Mauis ShingonLAHAINA >> In the early 1900s, when sugar production was West Maui's main industry, most members of the Lahaina Shingon Mission walked to church, according to Yoshiharu "Sam" Nakamura.
its 100th anniversary
Tonight's Obon festival
will include a service
involving 30 ministers
By Gary Kubota
"I guess those days, nobody had cars," said Nakamura, 76.
On a strip of property a block from the tourist shops on Front Street, the church still serves as a reminder of that earlier era when Lahaina was a sugar plantation town and thousands of Japanese immigrants were discovering a new life in the United States.
The church, the first Shingon mission in Hawaii and a spiritual center for many Lahaina families, is holding celebrations as it approaches its 100th anniversary.
Shingon members held a dinner observance last night at the Maui Marriott.
The mission will celebrate its centennial at 6 tonight with an 0bon festival on its grounds, including a Daihannya service with 30 ministers opening 600 volumes of sutras, or prayers.
The Obon festival, featuring women in kimono and men in hapi coats dancing around a musician tower, honors the spirits of ancestors.
The Shingon mission, a sect that retains much of the Indian influence of Buddhism, has 14 churches statewide.
The mission was founded in 1902 by a former Lahaina sugar worker, the Rev. Hogan Yujiri.
The church rented a house on the property to use as a chapel and later replaced it with a larger building constructed in 1941 to accommodate the growth in the congregation.
By 1920 more than 45 percent of Maui's 38,052 residents were Japanese, according to the U.S. Census Bureau.
While the Japanese minister of the church was held at an internment camp during World War II, a number of its members who were sons of Japanese immigrants fought in the 442nd Infantry Regiment.
After returning to Maui, they resumed their connection with the church.
"My parents were members over here," Nakamura said. "The second generation follows them and tries to help too."

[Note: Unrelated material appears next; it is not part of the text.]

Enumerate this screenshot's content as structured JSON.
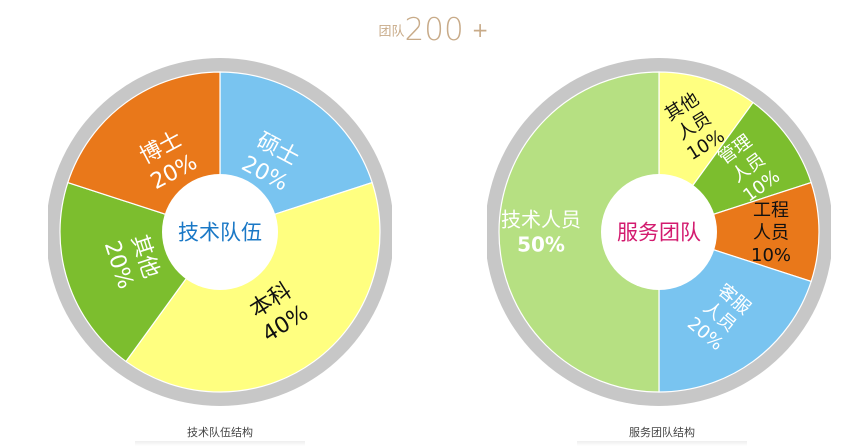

The congregation, some 30 members who are mostly in their 70s, has shrunk, as many of their children left Maui.
"Before World War II there were many members," said the Rev. Howard Masaki. "People are getting old, and the younger generation went to the mainland or Honolulu or college, and they never returned."
Sugar cane production shut down at Pioneer Mill more than a year and a half ago, and the town now relies on tourism for most of its employment.
Along Luakini Street fronting the church, two restaurants and a shopping center have replaced some houses, but the pace is still slow and residential.
The one-way road is too narrow for speeding traffic or street parking.
The Shingon church has no paved parking lot. Church members park their vehicles on the grass inside the Shingon grounds.
The Rev. Masaki lives in a house next to the church, and across the street is the residence of a congregational minister and a missionary house that now serves as a museum.
The new generation of Shingon clergy, such as Masaki, speaks English and sees the need to expand the membership.
Masaki said he plans to teach Japanese language in September because church members want their grandchildren to learn Japanese.